GitHub is Redefining Collaboration in Software Development

GitHub is the world’s largest code hosting repository, utilized by over 8million designers and developers that collaborate on projects. First launched in 2007 by Tom Preston-Werner, Chris Wanstrath, and PJ Hyett in San Francisco, it has grown to be accepted worldwide among designers and developers of all aptitudes. They have adopted the fitting slogan “build software better, together.”

GitHub’s web-based economy is redefining teamwork, by making it increasingly easy for developers to work remotely to contribute to team efforts privately through paid plans, or free accounts that host open-source projects. GitHub is mostly used for code, but GitHub is not solely for programmers, in fact, they state that any “knowledge worker” (defined as almost any professional who makes use of a computer) can benefit. The GitHub repository supports an array of file types-from 3D render files, PSD (Photoshop) files, documentation (like Word) and wikis, issue tracking, geospatial data, and Gantt charts.
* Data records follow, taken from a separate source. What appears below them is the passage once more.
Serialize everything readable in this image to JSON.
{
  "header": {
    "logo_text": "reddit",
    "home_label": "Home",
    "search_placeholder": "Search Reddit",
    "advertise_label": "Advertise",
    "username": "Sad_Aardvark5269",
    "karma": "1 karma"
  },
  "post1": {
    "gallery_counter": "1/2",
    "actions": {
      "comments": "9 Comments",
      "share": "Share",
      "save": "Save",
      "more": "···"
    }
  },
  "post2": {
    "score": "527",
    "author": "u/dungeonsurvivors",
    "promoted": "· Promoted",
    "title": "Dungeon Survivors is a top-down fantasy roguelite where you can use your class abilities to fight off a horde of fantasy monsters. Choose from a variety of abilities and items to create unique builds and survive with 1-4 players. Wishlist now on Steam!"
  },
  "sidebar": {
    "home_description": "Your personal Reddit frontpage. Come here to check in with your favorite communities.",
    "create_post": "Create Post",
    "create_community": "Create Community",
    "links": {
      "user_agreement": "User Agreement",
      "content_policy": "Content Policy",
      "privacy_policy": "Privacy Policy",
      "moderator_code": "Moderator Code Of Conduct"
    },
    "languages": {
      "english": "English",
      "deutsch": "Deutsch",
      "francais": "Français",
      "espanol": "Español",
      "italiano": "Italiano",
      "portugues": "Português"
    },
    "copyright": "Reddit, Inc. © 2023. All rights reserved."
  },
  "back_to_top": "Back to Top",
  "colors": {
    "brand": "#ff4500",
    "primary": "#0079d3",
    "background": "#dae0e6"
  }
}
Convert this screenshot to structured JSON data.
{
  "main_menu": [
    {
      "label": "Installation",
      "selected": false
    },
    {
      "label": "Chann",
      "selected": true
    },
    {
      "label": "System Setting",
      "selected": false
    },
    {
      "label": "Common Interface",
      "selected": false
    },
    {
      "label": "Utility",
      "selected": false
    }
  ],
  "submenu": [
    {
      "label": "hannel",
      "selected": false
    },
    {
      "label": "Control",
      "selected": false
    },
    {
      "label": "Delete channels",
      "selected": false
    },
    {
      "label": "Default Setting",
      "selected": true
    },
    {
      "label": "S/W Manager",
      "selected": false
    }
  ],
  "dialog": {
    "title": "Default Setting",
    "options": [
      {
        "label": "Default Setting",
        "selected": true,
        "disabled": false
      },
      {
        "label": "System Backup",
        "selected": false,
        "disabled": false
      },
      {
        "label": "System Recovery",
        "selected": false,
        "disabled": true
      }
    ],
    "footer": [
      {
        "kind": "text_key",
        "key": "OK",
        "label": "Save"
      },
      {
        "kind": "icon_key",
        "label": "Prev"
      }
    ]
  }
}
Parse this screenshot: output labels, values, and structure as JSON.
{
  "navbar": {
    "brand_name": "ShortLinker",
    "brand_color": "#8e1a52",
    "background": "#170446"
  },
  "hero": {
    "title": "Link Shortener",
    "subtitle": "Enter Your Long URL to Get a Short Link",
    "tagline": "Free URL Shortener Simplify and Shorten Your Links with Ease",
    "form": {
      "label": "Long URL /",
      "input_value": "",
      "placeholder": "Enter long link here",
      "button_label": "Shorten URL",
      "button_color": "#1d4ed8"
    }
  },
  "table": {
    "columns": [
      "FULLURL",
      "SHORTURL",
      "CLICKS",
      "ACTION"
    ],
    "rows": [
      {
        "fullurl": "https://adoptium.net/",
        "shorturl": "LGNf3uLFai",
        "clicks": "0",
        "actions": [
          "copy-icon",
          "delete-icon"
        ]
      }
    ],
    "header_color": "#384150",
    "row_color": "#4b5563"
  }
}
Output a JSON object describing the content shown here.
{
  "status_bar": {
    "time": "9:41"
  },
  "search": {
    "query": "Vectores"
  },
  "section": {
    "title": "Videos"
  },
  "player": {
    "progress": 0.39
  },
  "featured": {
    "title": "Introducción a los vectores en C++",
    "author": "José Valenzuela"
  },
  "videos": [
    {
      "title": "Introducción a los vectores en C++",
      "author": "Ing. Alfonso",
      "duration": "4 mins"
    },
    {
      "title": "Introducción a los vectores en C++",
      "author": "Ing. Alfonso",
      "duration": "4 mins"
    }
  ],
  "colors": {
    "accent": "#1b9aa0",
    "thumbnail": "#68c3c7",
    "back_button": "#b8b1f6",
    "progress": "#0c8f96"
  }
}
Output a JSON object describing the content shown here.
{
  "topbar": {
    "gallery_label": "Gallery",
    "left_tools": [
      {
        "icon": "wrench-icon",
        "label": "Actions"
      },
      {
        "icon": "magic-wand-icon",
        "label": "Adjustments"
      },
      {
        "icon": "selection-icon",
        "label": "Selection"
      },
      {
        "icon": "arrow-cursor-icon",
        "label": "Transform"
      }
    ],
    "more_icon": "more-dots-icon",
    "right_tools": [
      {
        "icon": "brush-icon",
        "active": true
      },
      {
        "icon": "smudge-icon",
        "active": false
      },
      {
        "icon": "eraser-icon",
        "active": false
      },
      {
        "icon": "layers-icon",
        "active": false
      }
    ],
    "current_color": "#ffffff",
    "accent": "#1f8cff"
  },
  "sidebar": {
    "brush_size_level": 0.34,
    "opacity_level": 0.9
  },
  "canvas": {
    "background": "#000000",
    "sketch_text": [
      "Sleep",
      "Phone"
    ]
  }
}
GitHub even services the enterprise, GitHub Enterprise is similar to GitHub’s public service, but it’s been refined for utilization by large-scale enterprise software development teams where they host their repositories behind a protective firewall. They have recently opened their doors to college students, along with a number of other companies that offer services such as domain name registration, in an effort to bring new developers into the GitHub community with the GitHub Developer Pack. They are offering the opportunity to collaboration, code review, and code management for open source and private projects in a Micro account (normally $7/month) with five private repositories while a student is enrolled in school with a current college email.


The majority of GitHub’s server infrastructure runs Ubuntu and is managed with Puppet. GitHub needs the ability to make changes quickly, especially security updates and deployment of new features, so they utilize Puppet software. The software that runs GitHub was written using Ruby on Rails and Erlang by GitHub, Inc. by developers and co-founders Chris Wanstrath, PJ Hyett, and Tom Preston-Werner.”The real star of our network, aside from out ops team, is Hubot,” says GitHub’s security monitoring expert, Scott Roberts, “Hubot is GitHub’s home grown chatbot. He does everything from finding silly pictures to deploying GitHub itself and to helping us search through our logs. Hubot has really been a game changer for us and how we run GitHub. We also use Puppet on our OS X desktops too, a project we released called Boxen. It’s been an effective way for us to manage a geographically distributed fleet of laptops, as made it easy for our developers to collaborate on projects.” Regarding in-house security, Roberts goes on to say that “one of the keys to protecting projects from these types of attacks is protecting the key accounts that manage the project. Without authenticated access to a project it’s impossible for bad guys to inject malicious code or trojaned downloads. We’ve made a lot of changes to make it easier for users to protect their accounts, such as providing a two factor authentication option last year and improving organization controls.”

The future certainly has a lot in store for GitHub, as more developers and designers gather to collaborate, test, debug, and create projects. Roberts’ “approach is always that the 2nd time you do a task is a coincidence, but by the third time you should be thinking about how to make something automated and repeatable. We do this using Hubot for many tasks, Boxen for Hubber systems, and Puppet for our servers,” he says. “In my mind security is all about preparing for the emergencies, and one of the best ways to do that is to make sure that the simple things are out of the way.”